The second biggest use of gas is to fuel power plants to generate electricity, and about 33% of all gas is combusted for this purpose. The share of electricity coming from natural gas-fired power plants has been steadily increasing since 1990 but sharply increased during 2012, when low-priced gas displaced large amounts of coal-fired power. Indeed, last year natural gas power plants provided 30% of the nation's electricity, while coal plants' market share fell to 37% from levels as high as 50% about a decade ago.
With major assists from more renewable energy and energy efficiency, the increase in gas-fired electric generation is the single biggest reason why America's energy related carbon emissions have substantially declined since 2007. Rising gas generation that displaced coal is also slashing the amount of mercury and other toxic air pollution as well as sulfur dioxide emissions in our air. Yet, the recent run-up in natural gas prices could well produce a drop in the electricity market share of natural gas during 2013, as coal may reclaim some of its lost market share this year.

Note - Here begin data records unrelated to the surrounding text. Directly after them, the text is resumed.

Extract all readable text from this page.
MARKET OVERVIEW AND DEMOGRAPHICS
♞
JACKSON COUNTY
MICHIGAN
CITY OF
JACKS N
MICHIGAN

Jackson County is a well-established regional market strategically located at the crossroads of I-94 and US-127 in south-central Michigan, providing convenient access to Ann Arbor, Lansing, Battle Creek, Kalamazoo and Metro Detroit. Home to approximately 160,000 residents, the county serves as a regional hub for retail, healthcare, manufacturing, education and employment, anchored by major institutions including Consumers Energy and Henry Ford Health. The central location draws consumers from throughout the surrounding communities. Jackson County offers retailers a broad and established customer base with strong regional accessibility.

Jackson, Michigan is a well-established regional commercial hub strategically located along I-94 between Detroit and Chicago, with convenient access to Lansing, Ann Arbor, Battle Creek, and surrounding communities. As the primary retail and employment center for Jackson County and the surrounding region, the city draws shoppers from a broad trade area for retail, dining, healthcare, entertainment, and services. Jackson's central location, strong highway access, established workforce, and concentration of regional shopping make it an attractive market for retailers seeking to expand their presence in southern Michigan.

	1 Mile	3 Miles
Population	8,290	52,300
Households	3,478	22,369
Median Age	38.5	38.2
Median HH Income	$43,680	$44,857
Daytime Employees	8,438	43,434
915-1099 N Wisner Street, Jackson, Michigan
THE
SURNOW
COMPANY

The last major use of natural gas is to in industrial processes that consume 29% of natural gas. Natural gas is a primary feedstock for many products and so the boom in shale gas has increased expectations for major new investment in manufacturing.
Starkly absent from the major uses of gas is transportation. Just 0.2% of all gas is used for transportation in the USA, while globally 3.2% of gas is already powering vehicles.